Professor Sheena Radford OBE, FMedSci, FRS

Talk: From fold to failures: How sequences shape protein fate
Protein sequences encode not only structure, but also the propensity to misfold and aggregate. Subtle changes in amino acid sequence can dramatically alter folding and assembly pathways, leading to functional proteins or pathological amyloid fibrils. In this talk I will describe our exploits to determine how sequence variations influence the delicate balance between correct folding and aggregation and how cellular conditions can refine or switch assembly to deliver new aggregate forms. I will discuss how we are using methods such as deep mutational scanning and machine learning to teach us how to interpret the hidden codes in protein sequences that dictate protein fate. Understanding these relationships could provide critical insight into disease mechanisms and opens avenues for engineering sequences with controlled folding behaviour.
About this speaker
Sheena Radford completed her BSc in Biochemistry at the University of Birmingham and PhD at the University of Cambridge.
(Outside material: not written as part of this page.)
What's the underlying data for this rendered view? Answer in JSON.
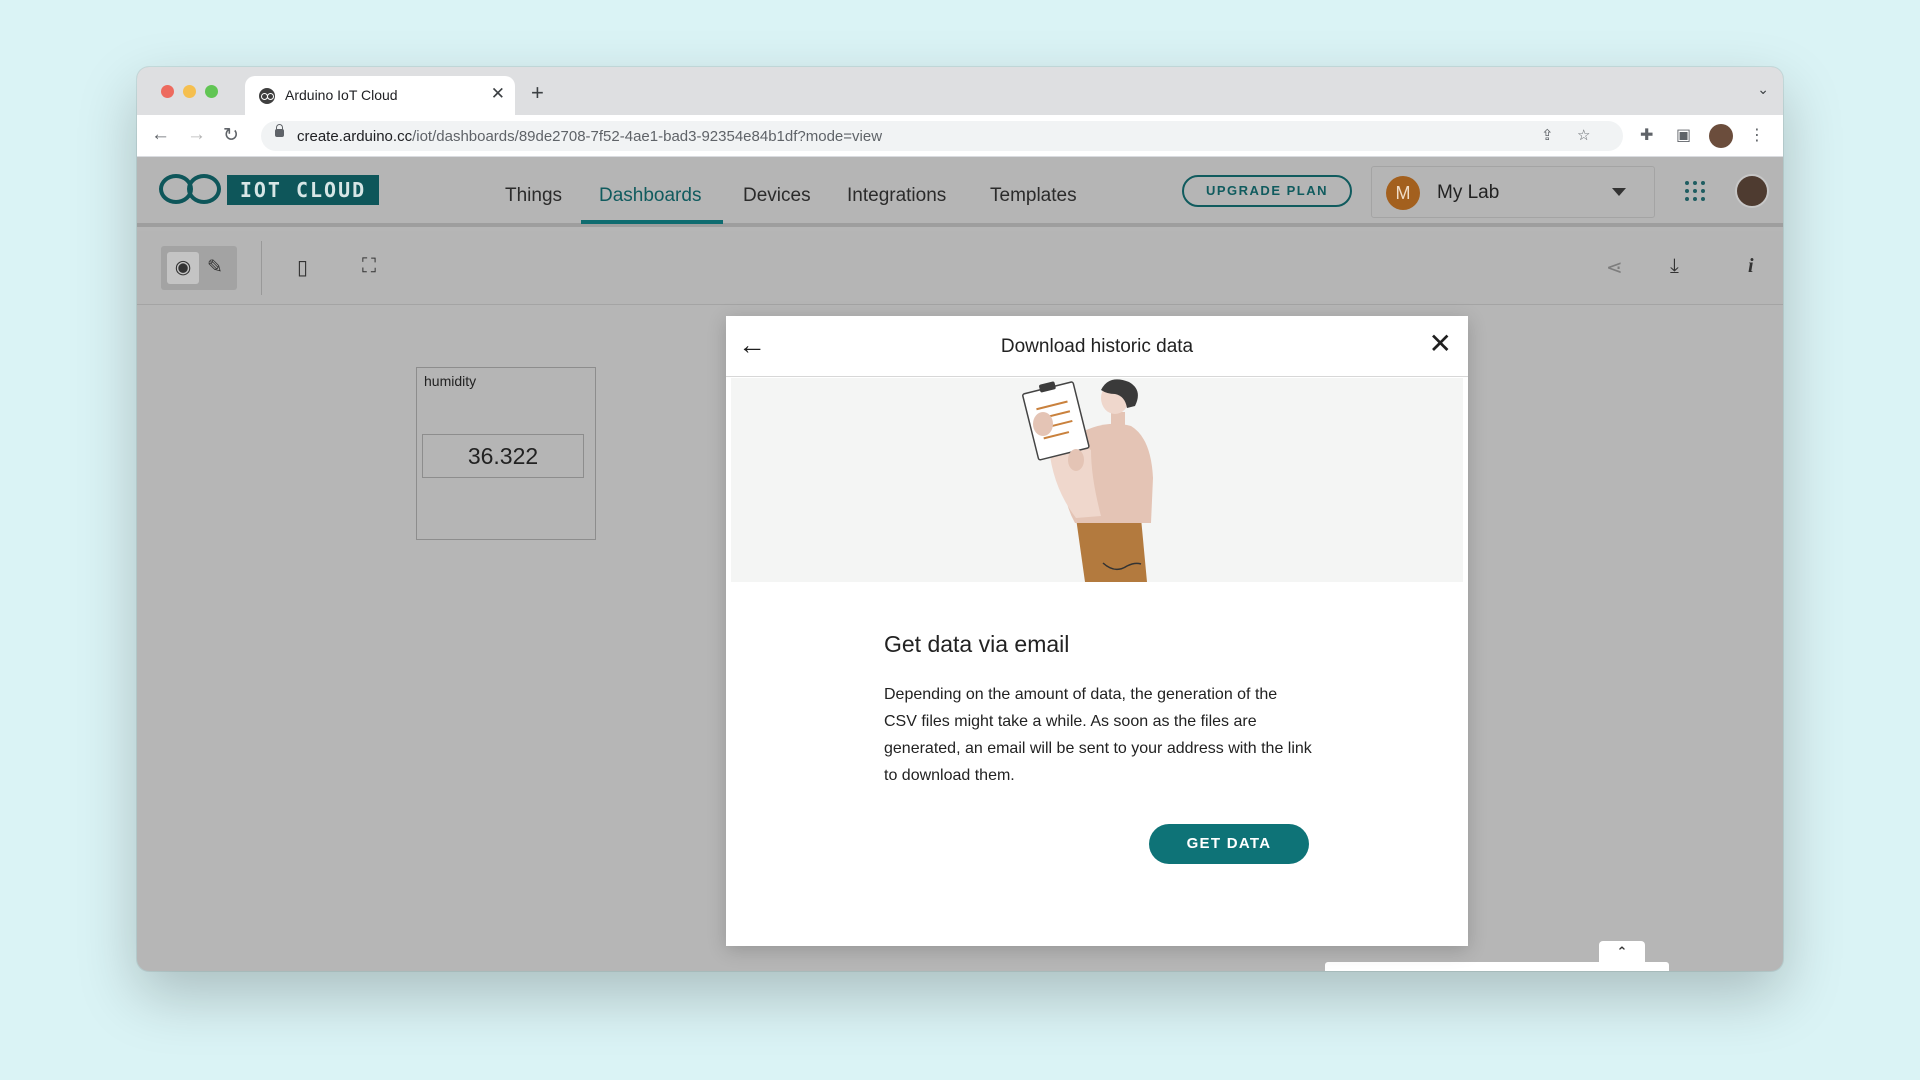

After postdoctoral fellowships at the University of Oxford she moved to Leeds in 1995 to establish her independent research group. She was a founding member of the Astbury Centre for Structural Molecular Biology and its Director from 2012-2021. Sheena currently holds a Royal Society Research Professorship and is Astbury Professor of Biophysics. Her research focuses on mechanisms of protein folding and misfolding in amyloid diseases, and how bacteria fold proteins into their outer membrane, of importance in antimicrobial resistance. Along with her group members and collaborators, many in the Astbury Centre, she has published >360 papers and has served on many panels, grant bodies and advisory boards. She is a Fellow of the Royal Society, the Academy of Medical Sciences, the Royal Society of Chemistry, the Royal Society of Biology, EMBO and Academia Europaea. She received an OBE in the Queen’s honours list in 2020 for her services to molecular biology and was recently elected an International Member of the USA National Academy of Sciences.